Developing a High-Throughput Single-Cell Screening Platform to Optimize Spatial and Temporal Properties of Mammalian Synthetic Circuits and Parts | AIChE

Developing a High-Throughput Single-Cell Screening Platform to Optimize Spatial and Temporal Properties of Mammalian Synthetic Circuits and Parts

Authors 

Lee, J. - Presenter, Rice University
Liu, Z., Rice University
Ahrens, J., Rice University
Suzuki, P., Stanford
Lu, X., Rice Unviersity
Lai, S., Baylor College of Medicine
Guan, S., Baylor College of Medicine
St-Pierre, F., Baylor College of Medicine
Biological entities actively move in space and time. Therefore, it is imperative to optimize spatial and temporal properties such as cell-to-cell interaction and gene expression kinetics etc. to successfully repurpose synthetic genetic circuits and parts as therapeutics and diagnostics. Directed evolution is commonly used to screen libraries of variants for desirable properties. However, screening for complex spatial and temporal properties at high-throughput is not available and thereby make the optimization of these properties slow and tedious.
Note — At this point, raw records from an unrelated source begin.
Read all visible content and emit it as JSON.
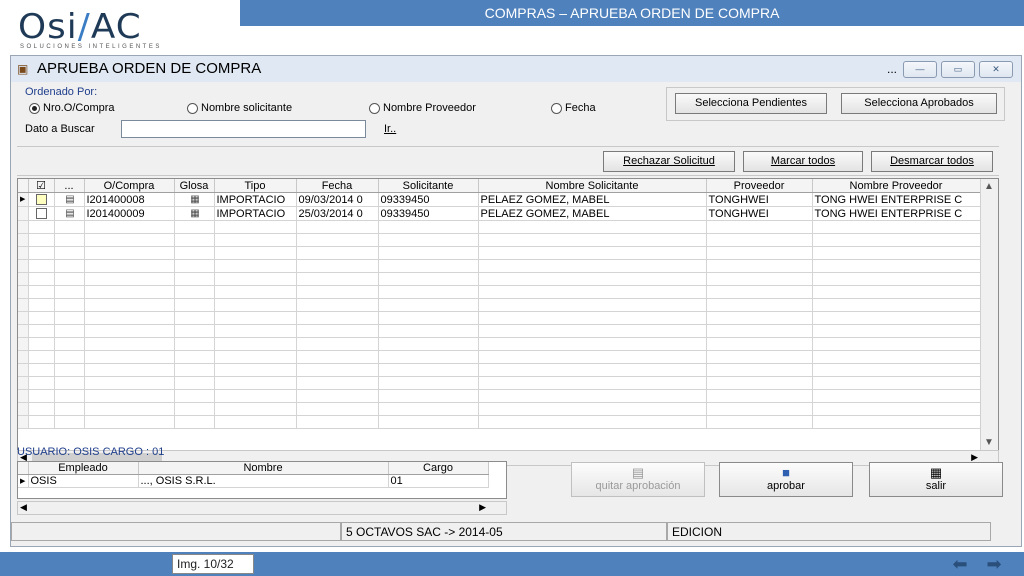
{
  "logo": {
    "brand_left": "Osi",
    "brand_slash": "/",
    "brand_right": "AC",
    "tagline": "SOLUCIONES INTELIGENTES"
  },
  "slide_title": "COMPRAS – APRUEBA ORDEN DE COMPRA",
  "window": {
    "title": "APRUEBA ORDEN DE COMPRA",
    "ctrl_dots": "...",
    "order_label": "Ordenado Por:",
    "radios": [
      {
        "label": "Nro.O/Compra",
        "selected": true
      },
      {
        "label": "Nombre solicitante",
        "selected": false
      },
      {
        "label": "Nombre Proveedor",
        "selected": false
      },
      {
        "label": "Fecha",
        "selected": false
      }
    ],
    "pending_btn": "Selecciona Pendientes",
    "approved_btn": "Selecciona Aprobados",
    "search_label": "Dato a Buscar",
    "search_value": "",
    "ir_link": "Ir..",
    "reject_btn": "Rechazar Solicitud",
    "mark_all_btn": "Marcar todos",
    "unmark_all_btn": "Desmarcar todos"
  },
  "grid": {
    "headers": [
      "☑",
      "...",
      "O/Compra",
      "Glosa",
      "Tipo",
      "Fecha",
      "Solicitante",
      "Nombre Solicitante",
      "Proveedor",
      "Nombre Proveedor"
    ],
    "rows": [
      {
        "checked": false,
        "ocompra": "I201400008",
        "tipo": "IMPORTACIO",
        "fecha": "09/03/2014 0",
        "solicitante": "09339450",
        "nombre_solicitante": "PELAEZ GOMEZ, MABEL",
        "proveedor": "TONGHWEI",
        "nombre_proveedor": "TONG HWEI ENTERPRISE C"
      },
      {
        "checked": false,
        "ocompra": "I201400009",
        "tipo": "IMPORTACIO",
        "fecha": "25/03/2014 0",
        "solicitante": "09339450",
        "nombre_solicitante": "PELAEZ GOMEZ, MABEL",
        "proveedor": "TONGHWEI",
        "nombre_proveedor": "TONG HWEI ENTERPRISE C"
      }
    ]
  },
  "user_line": "USUARIO: OSIS  CARGO : 01",
  "lower_grid": {
    "headers": [
      "Empleado",
      "Nombre",
      "Cargo"
    ],
    "rows": [
      {
        "empleado": "OSIS",
        "nombre": "..., OSIS S.R.L.",
        "cargo": "01"
      }
    ]
  },
  "buttons": {
    "quitar": "quitar aprobación",
    "aprobar": "aprobar",
    "salir": "salir"
  },
  "status": {
    "period": "5 OCTAVOS SAC -> 2014-05",
    "mode": "EDICION"
  },
  "footer": {
    "img_label": "Img. 10/32"
  },
  "colors": {
    "accent": "#4f81bd",
    "label_blue": "#1f3e8c"
  }
}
To address this problem, we developed SPOTlight, a versatile high-throughput technique to isolate individual mammalian cells with unique spatiotemporal profiles from heterogeneous populations. SPOTlight relies on imaging visual phenotypes by microscopy, precise optical tagging of single target cells, and retrieval of tagged cells by fluorescence-activated cell sorting. We anticipate that the versatility of SPOTlight will facilitate its deployment to rapidly screen for synthetic circuits and parts with optimized spatial and temporal properties.